Müsli-Studie: Zu viel Zucker im Regal
Zu Corona-Zeiten überlegt man sich sogar den morgendlichen Gang zum Bäcker. Schließlich möchte man keine unnötigen Infektionsrisiken eingehen. Greift man also besser auf Cornflakes und Ähnlicheszurück, die sich leicht in großen Mengen bunkern lassen? Eine neue Studie der Allgemeinen Ortskrankenkasse (AOK) und der Gesellschaft für Konsumforschung (GfK) mahnt aus ernährungsphysiologischer Sicht eher zur Vorsicht. Zumindest sollte man genau auf die Inhaltsangaben achten, um eine zuckerarme Sorte zu finden.

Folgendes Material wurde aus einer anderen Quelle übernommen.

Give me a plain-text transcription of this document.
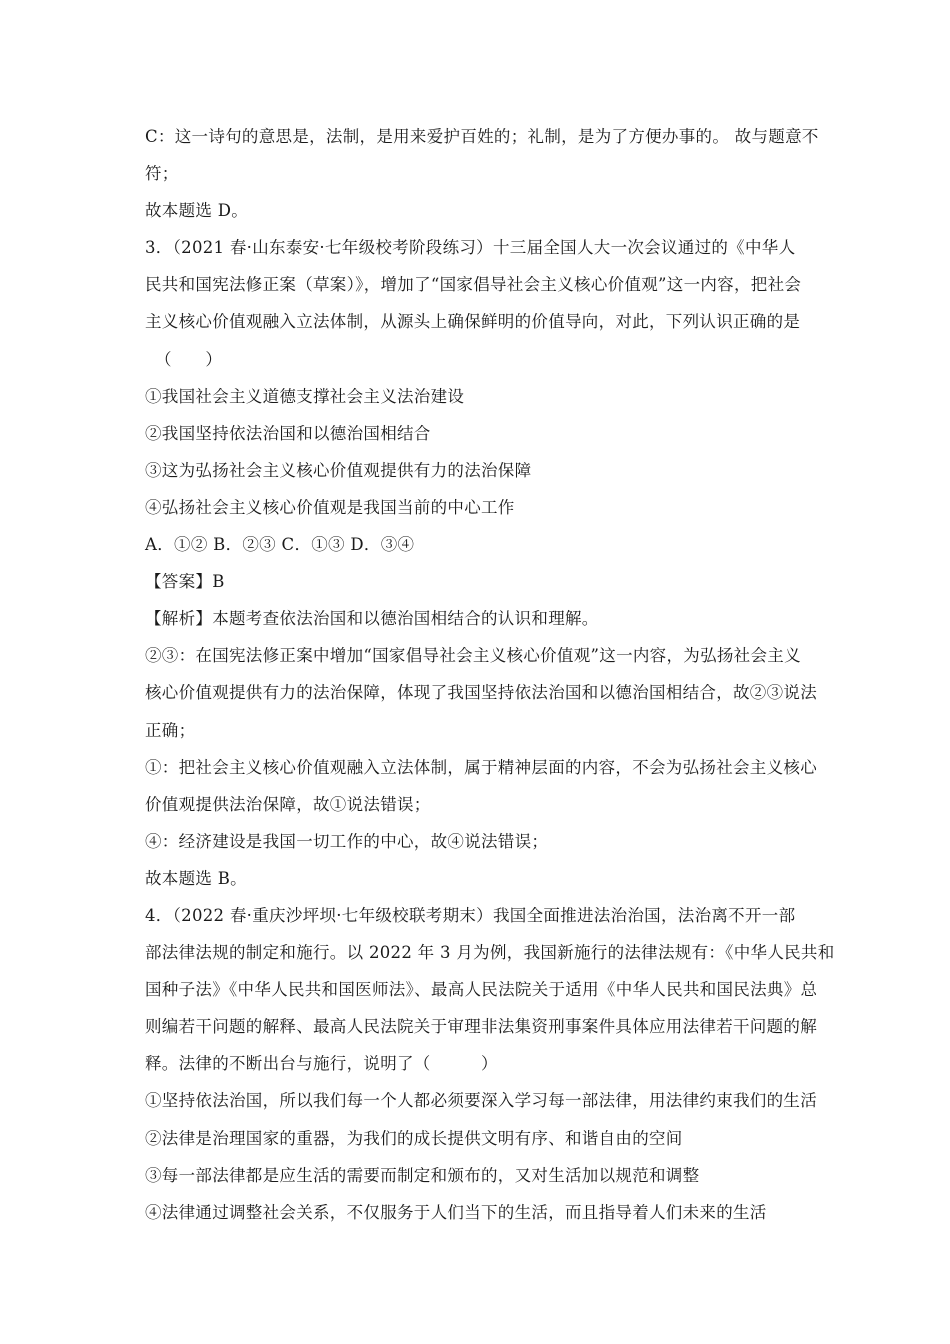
C：这一诗句的意思是，法制，是用来爱护百姓的；礼制，是为了方便办事的。 故与题意不
符；
故本题选 D。
3．（2021 春·山东泰安·七年级校考阶段练习）十三届全国人大一次会议通过的《中华人
民共和国宪法修正案（草案）》，增加了“国家倡导社会主义核心价值观”这一内容，把社会
主义核心价值观融入立法体制，从源头上确保鲜明的价值导向，对此，下列认识正确的是
（　　）
①我国社会主义道德支撑社会主义法治建设
②我国坚持依法治国和以德治国相结合
③这为弘扬社会主义核心价值观提供有力的法治保障
④弘扬社会主义核心价值观是我国当前的中心工作
A．①② B．②③ C．①③ D．③④
【答案】B
【解析】本题考查依法治国和以德治国相结合的认识和理解。
②③：在国宪法修正案中增加“国家倡导社会主义核心价值观”这一内容，为弘扬社会主义
核心价值观提供有力的法治保障，体现了我国坚持依法治国和以德治国相结合，故②③说法
正确；
①：把社会主义核心价值观融入立法体制，属于精神层面的内容，不会为弘扬社会主义核心
价值观提供法治保障，故①说法错误；
④：经济建设是我国一切工作的中心，故④说法错误；
故本题选 B。
4．（2022 春·重庆沙坪坝·七年级校联考期末）我国全面推进法治治国，法治离不开一部
部法律法规的制定和施行。以 2022 年 3 月为例，我国新施行的法律法规有：《中华人民共和
国种子法》《中华人民共和国医师法》、最高人民法院关于适用《中华人民共和国民法典》总
则编若干问题的解释、最高人民法院关于审理非法集资刑事案件具体应用法律若干问题的解
释。法律的不断出台与施行，说明了（　　　）
①坚持依法治国，所以我们每一个人都必须要深入学习每一部法律，用法律约束我们的生活
②法律是治理国家的重器，为我们的成长提供文明有序、和谐自由的空间
③每一部法律都是应生活的需要而制定和颁布的，又对生活加以规范和调整
④法律通过调整社会关系，不仅服务于人们当下的生活，而且指导着人们未来的生活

Attraktive Aufmachung der Verpackung bezirzt Kinder und Eltern
Die Hersteller vieler Frühstückscerealien haben es geschafft, ihre Produkte als attraktive Alternative für einen guten Start in den Tag zu bewerben. Mit einer kindgerechten Verpackung samt aufgemalten Comicfiguren und Extras wie Sammelalbum-Stickern locken sie vor allem jungen Kunden an. Und versprechen den Eltern darüber hinaus, die Produkte seien gesund – was angesichts des hohen Zuckergehalts oft nicht zutrifft.

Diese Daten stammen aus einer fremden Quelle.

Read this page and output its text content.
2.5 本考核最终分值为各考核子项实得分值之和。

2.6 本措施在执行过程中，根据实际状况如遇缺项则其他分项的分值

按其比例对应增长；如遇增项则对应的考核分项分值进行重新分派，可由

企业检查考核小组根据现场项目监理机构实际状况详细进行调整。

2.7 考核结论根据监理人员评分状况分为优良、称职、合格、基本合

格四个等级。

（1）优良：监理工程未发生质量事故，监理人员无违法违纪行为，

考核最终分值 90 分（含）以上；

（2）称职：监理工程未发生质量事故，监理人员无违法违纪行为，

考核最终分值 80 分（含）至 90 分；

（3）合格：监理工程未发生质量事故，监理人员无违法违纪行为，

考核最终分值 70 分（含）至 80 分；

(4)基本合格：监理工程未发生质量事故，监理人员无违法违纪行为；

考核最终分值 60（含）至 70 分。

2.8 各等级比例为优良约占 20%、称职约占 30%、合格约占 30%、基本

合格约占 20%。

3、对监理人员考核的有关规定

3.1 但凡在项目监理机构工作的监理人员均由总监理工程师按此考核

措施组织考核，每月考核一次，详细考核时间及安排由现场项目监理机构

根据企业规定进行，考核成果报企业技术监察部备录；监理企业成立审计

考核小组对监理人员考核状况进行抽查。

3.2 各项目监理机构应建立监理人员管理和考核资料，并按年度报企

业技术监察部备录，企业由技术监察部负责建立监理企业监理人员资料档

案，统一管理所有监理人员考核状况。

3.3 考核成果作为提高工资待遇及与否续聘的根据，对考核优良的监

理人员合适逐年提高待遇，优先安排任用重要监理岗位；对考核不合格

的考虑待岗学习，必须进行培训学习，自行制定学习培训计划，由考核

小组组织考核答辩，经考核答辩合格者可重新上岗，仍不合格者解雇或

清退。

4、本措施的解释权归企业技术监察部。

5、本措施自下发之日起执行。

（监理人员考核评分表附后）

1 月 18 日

AOK fordert: Kindermarketing verbieten
Die Hersteller verweisen auf die Eigenverantwortung der Verbraucher. Denn der Zuckergehalt werde ja auf der Verpackung abgedruckt, so wie es die gesetzlichen Vorgaben vorsehen. "Doch die Eigenverantwortung der Verbraucher stößt an Grenzen, wenn intransparente Kennzeichnung, irreführende Werbeversprechen und psychologisch ausgefeilte Marketingkonzepte dazu beitragen, dass eben doch vor allem stark zuckerhaltige Produkte im Einkaufswagen landen", heißt es in einer Broschüre der AOK zur Studie.

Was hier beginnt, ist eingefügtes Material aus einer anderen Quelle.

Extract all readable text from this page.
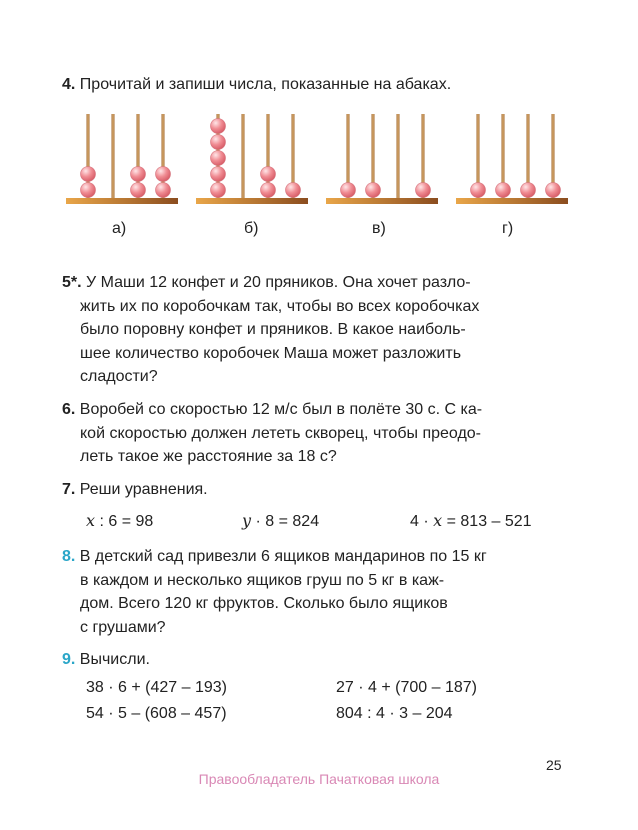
4. Прочитай и запиши числа, показанные на абаках.
а)	б)	в)	г)

5*. У Маши 12 конфет и 20 пряников. Она хочет разло-

жить их по коробочкам так, чтобы во всех коробочках

было поровну конфет и пряников. В какое наиболь-

шее количество коробочек Маша может разложить

сладости?

6. Воробей со скоростью 12 м/с был в полёте 30 с. С ка-

кой скоростью должен лететь скворец, чтобы преодо-

леть такое же расстояние за 18 с?

7. Реши уравнения.
x : 6 = 98	y · 8 = 824	4 · x = 813 – 521

8. В детский сад привезли 6 ящиков мандаринов по 15 кг

в каждом и несколько ящиков груш по 5 кг в каж-

дом. Всего 120 кг фруктов. Сколько было ящиков

с грушами?

9. Вычисли.
38 · 6 + (427 – 193)	27 · 4 + (700 – 187)
54 · 5 – (608 – 457)	804 : 4 · 3 – 204
25
Правообладатель Пачатковая школа
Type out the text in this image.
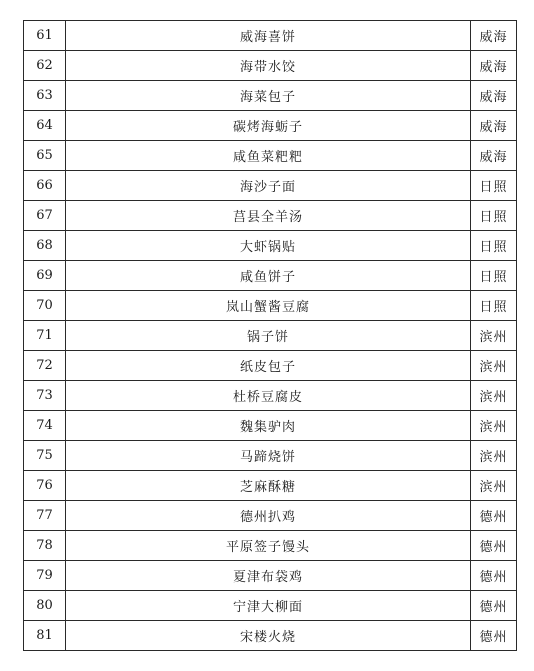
61	威海喜饼	威海
62	海带水饺	威海
63	海菜包子	威海
64	碳烤海蛎子	威海
65	咸鱼菜粑粑	威海
66	海沙子面	日照
67	莒县全羊汤	日照
68	大虾锅贴	日照
69	咸鱼饼子	日照
70	岚山蟹酱豆腐	日照
71	锅子饼	滨州
72	纸皮包子	滨州
73	杜桥豆腐皮	滨州
74	魏集驴肉	滨州
75	马蹄烧饼	滨州
76	芝麻酥糖	滨州
77	德州扒鸡	德州
78	平原签子馒头	德州
79	夏津布袋鸡	德州
80	宁津大柳面	德州
81	宋楼火烧	德州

Stärkere Werbe-Beschränkungen in anderen Ländern Europas
Experten fordern deshalb, an Kinder gerichtetes Marketing für ungesunde Lebensmittel zu verbieten. Verschiedene EU-Länder haben bereits vorgemacht, wie es geht: In Großbritannien und Irland ist Werbung für besonders zuckerhaltige Lebensmittel nicht erlaubt, Norwegen und Schweden untersagen sogar jegliche Werbung, die sich an Kinder richtet. Zahlreiche weitere Länder haben mittlerweile nachgezogen.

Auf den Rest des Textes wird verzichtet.